Shares of in-flight connectivity and entertainment specialist Gogo (NASDAQ:GOGO) have soared 27% higher year to date. Share prices have simultaneously plunged more than 65% from all-time highs that were set just three years ago. And investors are betting that Gogo will return to that trend of plunging market value -- more than half of the stock's public float is currently sold short.
The negative vibe around Gogo is great and rising. At the same time, the company is doing a lot of things right. The short-selling pessimists may very well be headed for an expensive surprise over the next two years.
The tech behind Gogo's brighter future
Gogo's in-flight entertainment services consume a lot of network bandwidth. High-speed connections are in short supply when you're soaring 30,000 feet above the ground. Fiber-optic cables will never be an option, Wi-Fi networks just won't reach that far, and even the abundant supply of ground-based network stations for wireless phone networks can't get the job done. Planes move too fast to get service from a single network tower for very long.
Air-to-ground connections form the backbone of Gogo's current service model, built around roughly 200 network towers equipped with special base stations. These antennas are aimed up at the sky, hooking up with several antennas at the bottom of each Gogo-connected plane. Each flight gets to share a total of 10 megabits per second, which is enough to serve something like three high-quality video streams in standard definition or 20 minimum-quality videos.
That's not enough anymore. Gogo must rely on satellite-based network services to achieve nationwide high-speed networking. Satellite connections don't have any trouble serving airplanes at high altitudes and swift travel speeds. So the company has signed network service contracts with SES S.A. and Intelsat (OTC:INTE.Q), providing much faster broadband services over the Ku band of the satellite radio spectrum.
TV networks have been using the Ku band for nationwide and international backhaul distribution since 1983, allowing content produced on one coast to reach audiences on the other side right away. All it takes is sucking down the original satellite signal to your local TV tower and then sending it out again via your regular broadcast equipment.
The rise of digital TV signals and internet-based backhauls has allowed the satellite owners to repurpose some of their unused Ku-band TV frequencies for high-speed networking services, and Gogo can now get as much as 80 megabits per second for each flight. That's an order of magnitude better than the old ground-based system. Reviews of Gogo's early 2Ku installations show the new solution serving dozens of video-hungry users without breaking a sweat, and the platform is expected to get another speed boost from 5G wireless technologies in 2018.
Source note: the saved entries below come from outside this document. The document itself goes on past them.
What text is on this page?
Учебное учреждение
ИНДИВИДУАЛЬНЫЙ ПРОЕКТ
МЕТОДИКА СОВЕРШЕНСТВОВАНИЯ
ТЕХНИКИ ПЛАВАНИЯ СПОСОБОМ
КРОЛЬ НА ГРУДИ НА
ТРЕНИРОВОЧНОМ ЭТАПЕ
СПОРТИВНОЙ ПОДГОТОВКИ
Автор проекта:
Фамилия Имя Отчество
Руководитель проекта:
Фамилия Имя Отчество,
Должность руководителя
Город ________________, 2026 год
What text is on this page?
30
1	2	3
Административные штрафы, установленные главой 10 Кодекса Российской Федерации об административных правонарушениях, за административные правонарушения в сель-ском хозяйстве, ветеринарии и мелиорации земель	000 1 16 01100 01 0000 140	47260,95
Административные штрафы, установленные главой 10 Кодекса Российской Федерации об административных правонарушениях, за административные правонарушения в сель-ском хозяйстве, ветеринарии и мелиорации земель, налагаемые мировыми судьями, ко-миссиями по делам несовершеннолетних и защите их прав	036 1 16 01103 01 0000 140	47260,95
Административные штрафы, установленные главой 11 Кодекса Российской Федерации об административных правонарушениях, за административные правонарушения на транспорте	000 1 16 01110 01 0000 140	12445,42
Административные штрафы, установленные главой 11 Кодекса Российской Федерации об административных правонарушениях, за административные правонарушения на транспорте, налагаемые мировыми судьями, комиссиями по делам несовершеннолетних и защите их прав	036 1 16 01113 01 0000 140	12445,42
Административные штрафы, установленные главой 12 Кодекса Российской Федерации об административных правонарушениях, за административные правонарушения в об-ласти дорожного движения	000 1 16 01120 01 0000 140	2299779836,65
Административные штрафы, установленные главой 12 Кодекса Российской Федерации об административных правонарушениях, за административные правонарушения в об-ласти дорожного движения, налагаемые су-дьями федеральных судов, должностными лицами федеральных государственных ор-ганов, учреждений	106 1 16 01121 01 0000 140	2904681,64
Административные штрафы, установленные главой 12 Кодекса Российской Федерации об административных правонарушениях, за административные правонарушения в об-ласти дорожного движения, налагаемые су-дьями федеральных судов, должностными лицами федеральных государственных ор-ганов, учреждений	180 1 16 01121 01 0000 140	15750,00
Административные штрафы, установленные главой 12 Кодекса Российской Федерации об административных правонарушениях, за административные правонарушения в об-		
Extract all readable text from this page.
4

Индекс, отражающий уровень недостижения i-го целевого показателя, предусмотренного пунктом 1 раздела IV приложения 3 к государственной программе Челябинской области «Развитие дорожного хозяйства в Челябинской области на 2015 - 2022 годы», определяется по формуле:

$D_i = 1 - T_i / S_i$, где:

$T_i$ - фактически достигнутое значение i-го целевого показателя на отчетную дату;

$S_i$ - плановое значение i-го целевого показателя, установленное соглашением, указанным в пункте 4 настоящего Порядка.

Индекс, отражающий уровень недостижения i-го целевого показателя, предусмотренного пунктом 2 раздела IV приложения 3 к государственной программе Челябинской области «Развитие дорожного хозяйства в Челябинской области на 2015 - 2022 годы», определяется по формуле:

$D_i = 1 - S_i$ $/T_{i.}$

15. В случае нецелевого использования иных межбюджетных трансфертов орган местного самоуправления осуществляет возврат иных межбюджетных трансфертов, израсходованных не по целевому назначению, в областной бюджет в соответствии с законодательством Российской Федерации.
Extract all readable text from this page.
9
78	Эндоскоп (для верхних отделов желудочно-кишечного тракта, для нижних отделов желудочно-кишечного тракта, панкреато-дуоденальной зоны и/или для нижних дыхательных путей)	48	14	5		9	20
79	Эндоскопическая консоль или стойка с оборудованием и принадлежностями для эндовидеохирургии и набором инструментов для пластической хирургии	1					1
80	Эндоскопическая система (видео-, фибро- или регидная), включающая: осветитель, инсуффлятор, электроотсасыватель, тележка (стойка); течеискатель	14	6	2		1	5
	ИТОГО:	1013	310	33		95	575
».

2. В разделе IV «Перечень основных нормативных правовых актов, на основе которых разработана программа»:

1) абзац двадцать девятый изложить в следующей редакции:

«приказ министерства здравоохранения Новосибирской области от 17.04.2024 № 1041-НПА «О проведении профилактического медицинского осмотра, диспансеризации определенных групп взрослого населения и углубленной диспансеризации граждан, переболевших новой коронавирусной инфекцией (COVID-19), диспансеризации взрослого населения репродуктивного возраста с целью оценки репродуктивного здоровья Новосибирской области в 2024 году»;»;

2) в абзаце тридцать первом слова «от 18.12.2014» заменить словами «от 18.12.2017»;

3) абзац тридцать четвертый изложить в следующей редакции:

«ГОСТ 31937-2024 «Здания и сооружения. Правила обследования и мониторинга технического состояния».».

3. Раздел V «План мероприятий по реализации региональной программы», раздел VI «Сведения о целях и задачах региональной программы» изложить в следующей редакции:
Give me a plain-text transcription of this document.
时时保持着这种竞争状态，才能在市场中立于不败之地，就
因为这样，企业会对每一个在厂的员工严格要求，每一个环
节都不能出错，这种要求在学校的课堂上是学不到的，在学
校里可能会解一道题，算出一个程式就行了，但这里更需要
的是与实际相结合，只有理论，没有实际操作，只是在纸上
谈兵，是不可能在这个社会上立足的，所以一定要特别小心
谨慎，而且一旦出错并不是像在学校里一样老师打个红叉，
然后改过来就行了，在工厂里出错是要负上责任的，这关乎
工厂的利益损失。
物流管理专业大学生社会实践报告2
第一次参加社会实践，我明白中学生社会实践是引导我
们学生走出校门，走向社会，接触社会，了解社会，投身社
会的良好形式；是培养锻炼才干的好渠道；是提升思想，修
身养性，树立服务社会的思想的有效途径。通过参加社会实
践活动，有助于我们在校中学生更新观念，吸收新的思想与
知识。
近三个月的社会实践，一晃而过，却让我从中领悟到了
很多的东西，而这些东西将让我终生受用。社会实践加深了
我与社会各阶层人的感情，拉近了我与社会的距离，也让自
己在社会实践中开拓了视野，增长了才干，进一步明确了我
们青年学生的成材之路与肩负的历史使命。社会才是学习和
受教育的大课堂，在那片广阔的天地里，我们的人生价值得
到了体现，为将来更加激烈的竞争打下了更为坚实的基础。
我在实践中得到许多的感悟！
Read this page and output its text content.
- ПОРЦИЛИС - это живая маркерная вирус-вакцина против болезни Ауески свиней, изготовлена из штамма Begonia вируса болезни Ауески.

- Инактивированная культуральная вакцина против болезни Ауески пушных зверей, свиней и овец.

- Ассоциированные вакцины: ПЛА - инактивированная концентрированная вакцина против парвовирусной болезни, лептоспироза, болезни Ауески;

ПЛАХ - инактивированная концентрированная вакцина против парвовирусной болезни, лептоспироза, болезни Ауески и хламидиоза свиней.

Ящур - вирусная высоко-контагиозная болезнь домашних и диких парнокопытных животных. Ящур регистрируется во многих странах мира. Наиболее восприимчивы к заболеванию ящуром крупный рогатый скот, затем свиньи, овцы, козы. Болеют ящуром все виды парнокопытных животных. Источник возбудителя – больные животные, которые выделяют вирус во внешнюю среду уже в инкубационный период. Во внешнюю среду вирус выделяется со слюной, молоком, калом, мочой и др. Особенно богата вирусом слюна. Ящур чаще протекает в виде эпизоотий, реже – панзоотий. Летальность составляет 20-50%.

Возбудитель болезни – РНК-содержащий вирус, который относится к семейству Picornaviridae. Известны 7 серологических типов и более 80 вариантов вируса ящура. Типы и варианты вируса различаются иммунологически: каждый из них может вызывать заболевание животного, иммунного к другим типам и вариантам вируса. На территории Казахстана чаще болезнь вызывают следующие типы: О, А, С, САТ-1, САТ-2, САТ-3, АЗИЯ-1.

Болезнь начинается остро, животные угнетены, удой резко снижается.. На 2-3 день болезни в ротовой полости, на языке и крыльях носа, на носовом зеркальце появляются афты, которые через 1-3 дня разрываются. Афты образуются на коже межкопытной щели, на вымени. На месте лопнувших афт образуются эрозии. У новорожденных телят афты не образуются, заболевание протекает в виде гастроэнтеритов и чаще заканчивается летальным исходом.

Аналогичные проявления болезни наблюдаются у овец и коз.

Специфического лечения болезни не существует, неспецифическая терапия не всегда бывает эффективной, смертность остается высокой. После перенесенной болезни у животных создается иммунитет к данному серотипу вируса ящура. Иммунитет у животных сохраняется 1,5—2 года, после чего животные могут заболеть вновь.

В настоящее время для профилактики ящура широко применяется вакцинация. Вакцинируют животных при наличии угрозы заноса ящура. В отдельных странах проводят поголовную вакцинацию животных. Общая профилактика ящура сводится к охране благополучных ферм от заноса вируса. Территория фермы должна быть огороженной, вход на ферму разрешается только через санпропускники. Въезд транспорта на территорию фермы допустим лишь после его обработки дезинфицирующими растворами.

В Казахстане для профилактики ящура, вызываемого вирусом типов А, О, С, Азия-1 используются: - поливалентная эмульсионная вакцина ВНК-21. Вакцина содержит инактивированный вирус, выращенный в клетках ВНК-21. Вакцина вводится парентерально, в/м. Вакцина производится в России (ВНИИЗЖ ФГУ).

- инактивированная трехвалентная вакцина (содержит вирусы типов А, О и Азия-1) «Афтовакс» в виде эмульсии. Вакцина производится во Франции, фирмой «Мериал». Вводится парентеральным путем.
In short, Gogo's in-flight networks are about to get a much-needed speed boost. Airlines are embracing the upgrade, and you can see the results in Gogo's solid revenue growth:
Skeptics abound, often pointing to Gogo's negative cash flows. Debt levels are rising while cash balances are running low. That's a killer combination. All of this is scary, making it easy to bet against Gogo in the open market.
But I'm still quite sure that it's the wrong move.
Installing the new networking equipment doesn't come cheap, but the company is building its own future with these investments. You have to spend money now to make money later, right? And when Gogo's networking upgrades are completed, cash flows should turn positive in a hurry. Today's confident short-sellers are likely to face a massive short squeeze when that turnaround becomes obvious.